From our time with her, we can clearly see that Rochelle is proud of South Africa, it’s food, people and culture. She told us how the tiny Peri-Peri Chili represents very much a way of life of the South African adding that all restaurants in South Africa will have some form of Peri-Peri.
Peri-Peri is the African version of the Bird’s Eye Chili. It is very much like the South East Asian version of Chili Padi or Thai Pepper. This chili packs a punch despite its size. Peri-Peri is used in a dry form and not fresh. Do you know why?
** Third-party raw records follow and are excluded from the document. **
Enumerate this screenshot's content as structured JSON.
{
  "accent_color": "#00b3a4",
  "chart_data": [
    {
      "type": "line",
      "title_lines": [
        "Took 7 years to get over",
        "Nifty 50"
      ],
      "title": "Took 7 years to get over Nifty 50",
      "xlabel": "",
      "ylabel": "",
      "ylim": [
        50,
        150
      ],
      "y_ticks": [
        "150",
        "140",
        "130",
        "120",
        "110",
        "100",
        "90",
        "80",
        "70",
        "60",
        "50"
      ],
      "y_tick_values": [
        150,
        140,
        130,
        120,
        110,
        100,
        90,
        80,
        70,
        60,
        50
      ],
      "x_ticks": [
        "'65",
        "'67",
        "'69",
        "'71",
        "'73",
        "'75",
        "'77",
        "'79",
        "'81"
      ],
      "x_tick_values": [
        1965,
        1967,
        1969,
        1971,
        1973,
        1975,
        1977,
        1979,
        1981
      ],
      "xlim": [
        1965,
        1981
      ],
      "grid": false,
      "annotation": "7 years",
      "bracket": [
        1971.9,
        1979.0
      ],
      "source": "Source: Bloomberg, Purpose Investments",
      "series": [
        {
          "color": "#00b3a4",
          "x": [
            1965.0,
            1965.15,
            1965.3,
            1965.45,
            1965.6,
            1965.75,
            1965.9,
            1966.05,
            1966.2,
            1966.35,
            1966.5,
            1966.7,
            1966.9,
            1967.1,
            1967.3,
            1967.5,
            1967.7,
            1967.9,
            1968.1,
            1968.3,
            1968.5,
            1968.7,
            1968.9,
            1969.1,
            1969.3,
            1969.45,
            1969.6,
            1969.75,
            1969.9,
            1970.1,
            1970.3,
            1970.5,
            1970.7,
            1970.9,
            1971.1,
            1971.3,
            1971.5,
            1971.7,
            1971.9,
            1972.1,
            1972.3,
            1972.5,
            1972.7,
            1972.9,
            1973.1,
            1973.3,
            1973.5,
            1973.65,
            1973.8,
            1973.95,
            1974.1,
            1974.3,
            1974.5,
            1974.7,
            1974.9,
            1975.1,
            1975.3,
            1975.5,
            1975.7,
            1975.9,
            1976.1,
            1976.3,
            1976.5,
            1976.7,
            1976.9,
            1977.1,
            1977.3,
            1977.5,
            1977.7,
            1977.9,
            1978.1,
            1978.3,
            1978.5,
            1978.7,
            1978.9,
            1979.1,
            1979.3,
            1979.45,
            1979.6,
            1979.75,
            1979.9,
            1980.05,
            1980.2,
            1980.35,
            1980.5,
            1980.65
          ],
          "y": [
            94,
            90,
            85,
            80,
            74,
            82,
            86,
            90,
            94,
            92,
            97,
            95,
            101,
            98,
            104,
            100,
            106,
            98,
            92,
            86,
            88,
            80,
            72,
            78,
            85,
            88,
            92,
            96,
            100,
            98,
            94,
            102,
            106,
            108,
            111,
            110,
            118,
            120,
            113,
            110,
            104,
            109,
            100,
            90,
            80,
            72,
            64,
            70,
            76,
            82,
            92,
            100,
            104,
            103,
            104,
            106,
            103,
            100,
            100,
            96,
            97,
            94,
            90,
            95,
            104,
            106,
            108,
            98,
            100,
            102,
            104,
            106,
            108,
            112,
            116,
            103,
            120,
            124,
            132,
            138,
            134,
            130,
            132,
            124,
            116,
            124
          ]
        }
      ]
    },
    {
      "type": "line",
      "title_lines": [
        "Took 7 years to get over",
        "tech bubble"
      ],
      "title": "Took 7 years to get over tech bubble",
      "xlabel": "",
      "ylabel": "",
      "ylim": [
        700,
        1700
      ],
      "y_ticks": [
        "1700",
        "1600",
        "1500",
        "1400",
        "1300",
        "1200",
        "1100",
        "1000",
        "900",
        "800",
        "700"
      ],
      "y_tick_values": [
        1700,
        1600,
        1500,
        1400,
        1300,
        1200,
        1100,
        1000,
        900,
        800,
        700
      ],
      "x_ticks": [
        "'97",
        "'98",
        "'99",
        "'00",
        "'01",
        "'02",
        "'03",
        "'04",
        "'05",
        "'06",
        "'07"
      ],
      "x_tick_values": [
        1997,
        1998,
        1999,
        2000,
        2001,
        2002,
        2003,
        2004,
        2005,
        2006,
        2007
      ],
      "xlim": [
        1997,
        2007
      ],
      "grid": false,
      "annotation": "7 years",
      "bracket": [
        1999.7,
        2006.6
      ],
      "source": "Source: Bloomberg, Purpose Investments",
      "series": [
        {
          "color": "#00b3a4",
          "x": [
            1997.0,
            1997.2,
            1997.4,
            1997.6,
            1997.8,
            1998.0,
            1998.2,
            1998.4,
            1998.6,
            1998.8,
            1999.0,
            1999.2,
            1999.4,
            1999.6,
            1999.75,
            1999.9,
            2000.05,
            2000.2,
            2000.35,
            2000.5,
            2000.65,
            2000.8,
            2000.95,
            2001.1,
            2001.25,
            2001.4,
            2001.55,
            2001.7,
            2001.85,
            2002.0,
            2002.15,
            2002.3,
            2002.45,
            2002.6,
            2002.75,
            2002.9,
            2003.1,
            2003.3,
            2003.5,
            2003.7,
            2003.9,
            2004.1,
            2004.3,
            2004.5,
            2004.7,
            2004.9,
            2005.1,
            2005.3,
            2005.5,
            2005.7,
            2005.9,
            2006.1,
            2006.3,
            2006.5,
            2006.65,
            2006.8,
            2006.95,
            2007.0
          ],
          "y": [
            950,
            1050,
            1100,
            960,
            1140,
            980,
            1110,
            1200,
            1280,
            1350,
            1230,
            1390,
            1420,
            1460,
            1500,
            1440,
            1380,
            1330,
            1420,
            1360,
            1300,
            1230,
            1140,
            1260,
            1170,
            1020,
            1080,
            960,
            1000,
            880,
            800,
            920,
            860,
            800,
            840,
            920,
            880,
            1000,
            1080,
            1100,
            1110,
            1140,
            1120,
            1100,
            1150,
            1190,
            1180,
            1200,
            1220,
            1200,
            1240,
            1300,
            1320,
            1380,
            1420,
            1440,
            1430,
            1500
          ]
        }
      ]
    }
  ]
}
Let’s see a comparison of Scoville Scale (a measurement of hotness) of Peri-Peri Chili against other common peppers:
- Law enforcement grade pepper spray: 5,000,000 Scoville Rating
- Naga Jolikia (Hottest chili in the world): 1,000,000
- Habanero: 100,000 to 300,000
- Peri-Peri: 50,000 to 175,000
- Thai Pepper: 50,000 to 100,000
- Cayenne Pepper: 30,000 to 50,000
- Tabasco Pepper: 30,000 to 50,000
- Chipotle Pepper: 10,000 to 40,000
- Jalapeno Pepper: 3,000 to 8,000
- Bell Pepper: Zero!
There had been attempts to cultivate Peri-Peri Chilies outside of a small region in southern African but all attempts had failed. Rochelle said that the Peri Peri is a chili with a bad attitude … the harsher conditions and weather, the meaner the chili gets. There had not been much success in cultivating the Peri-Peri commercially.
Suanne and I sampled a lot of food at Nando’s but there is one I love a lot … the Chicken Livers ($7). Oh major yum. I guess it is not for everyone but if can get over the texture and the thought of it, chicken liver is really delicious.